4.18.1 With regard to the first issue, the opponents submitted that it was well known that almond oil contained free fatty acids, and the person skilled in the art would therefore not use this material together with an acid-sensitive vitamin D analogue such as calcipotriol. The same was true for propylene glycol, which was known to form acidic impurities. Furthermore, since propylene glycol was hygroscopic, it would not be selected by a skilled person for preparing a non-aqueous composition. Hence, in addition to the fact that only very limited data had been provided, the comparative tests of example 2 and of document D42 were also artificial and unrealistic.
The patent proprietor argued that Arlamol**(®) E had the same acid value as almond oil (D22: column 4, line 35; D67: Table 1). If the skilled person would avoid almond oil, they would avoid Arlamol**(®) E for the same reason. Propylene glycol was a well-known standard solvent which formed acidic impurities only under specific unfavourable storage conditions which would not be applied to a pharmaceutical material; furthermore, both Arlamol**(®) E and propylene glycol could contain small amounts of water (see D22: column 4, line 33; D46: column 2, table).
On that basis, the board arrived at the conclusion that the opponents' doubts are of a rather speculative nature and do not prove that the person skilled in the art would have ruled out propylene glycol or almond oil as clearly unsuitable for the non-aqueous vehicle. Thus the comparative examples are valid and the board accepts on that basis that there are non-aqueous vehicles containing plausible solvents which nevertheless do not achieve the desired stability.
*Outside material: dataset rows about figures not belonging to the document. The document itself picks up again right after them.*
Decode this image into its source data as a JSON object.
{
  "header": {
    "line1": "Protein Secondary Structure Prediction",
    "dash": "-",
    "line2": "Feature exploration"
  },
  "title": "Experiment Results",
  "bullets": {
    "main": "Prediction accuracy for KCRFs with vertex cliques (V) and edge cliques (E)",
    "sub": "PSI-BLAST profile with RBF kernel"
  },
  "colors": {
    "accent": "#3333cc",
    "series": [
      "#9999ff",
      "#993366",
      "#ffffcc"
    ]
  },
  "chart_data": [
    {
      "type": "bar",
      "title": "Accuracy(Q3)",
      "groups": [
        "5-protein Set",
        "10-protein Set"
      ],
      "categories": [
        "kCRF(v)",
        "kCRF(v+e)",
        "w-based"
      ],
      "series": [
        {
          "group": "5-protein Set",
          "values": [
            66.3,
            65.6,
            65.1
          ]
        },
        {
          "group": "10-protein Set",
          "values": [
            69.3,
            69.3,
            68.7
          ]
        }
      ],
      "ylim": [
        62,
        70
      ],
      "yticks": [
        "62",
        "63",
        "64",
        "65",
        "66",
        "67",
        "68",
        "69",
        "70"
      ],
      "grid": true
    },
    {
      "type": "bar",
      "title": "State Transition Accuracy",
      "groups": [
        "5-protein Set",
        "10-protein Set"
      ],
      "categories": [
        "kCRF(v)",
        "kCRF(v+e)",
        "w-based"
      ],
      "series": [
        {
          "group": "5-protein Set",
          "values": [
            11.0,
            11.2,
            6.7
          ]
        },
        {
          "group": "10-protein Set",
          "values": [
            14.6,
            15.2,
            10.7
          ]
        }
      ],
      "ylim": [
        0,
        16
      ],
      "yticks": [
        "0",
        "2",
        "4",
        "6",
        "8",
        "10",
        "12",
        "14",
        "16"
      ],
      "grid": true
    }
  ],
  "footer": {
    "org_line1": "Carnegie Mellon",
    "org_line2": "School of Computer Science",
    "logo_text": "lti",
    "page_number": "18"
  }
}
4.18.2 With regard to the second issue, the board considers that it is not relevant whether other groups of structurally different solvents, previously claimed as alternatives to the solvents of formula (II), may also be suitable for solving the technical problem.
The important point is that, on the basis of example 2 and of the tests reported in document D42, it can be acknowledged that not all solvents are suitable for providing compositions in which components A and B can co-exist without stability problems.
In a further step, it has to be determined whether the prior art discloses or suggests that solvents of formula (II) will solve the objective technical problem.
4.19 Document D12 itself does not disclose a specific vehicle composition nor does it suggest the use of solvents of formula (II).
4.20 While document D22 relates to formulations of corticosteroids (covering components B of claim 1) containing polyoxypropylene-15 stearyl ether ("Arlamol**(®) E") as a solvent, it does not disclose how solvents of that class would interact with vitamin D analogues (i.e. component A of claim 1). Since this type of solvent was not in common use as a pharmaceutical solvent at the priority date of the patent in suit, the board considers that the person skilled in the art attempting to solve the objective technical problem would not have included it in sample formulations for pre-formulation stability testing without any specific incentive in the prior art to suggest that it would be a particularly good candidate solvent.
4.21 As a consequence, the subject-matter of claim 1 of the patent proprietor's sole request involves an inventive step within the meaning of Article 56 EPC. The same applies to the dependent claims (claims 2 to 9).
For these reasons it is decided that:
The appeals of opponents 1 and 3 are dismissed.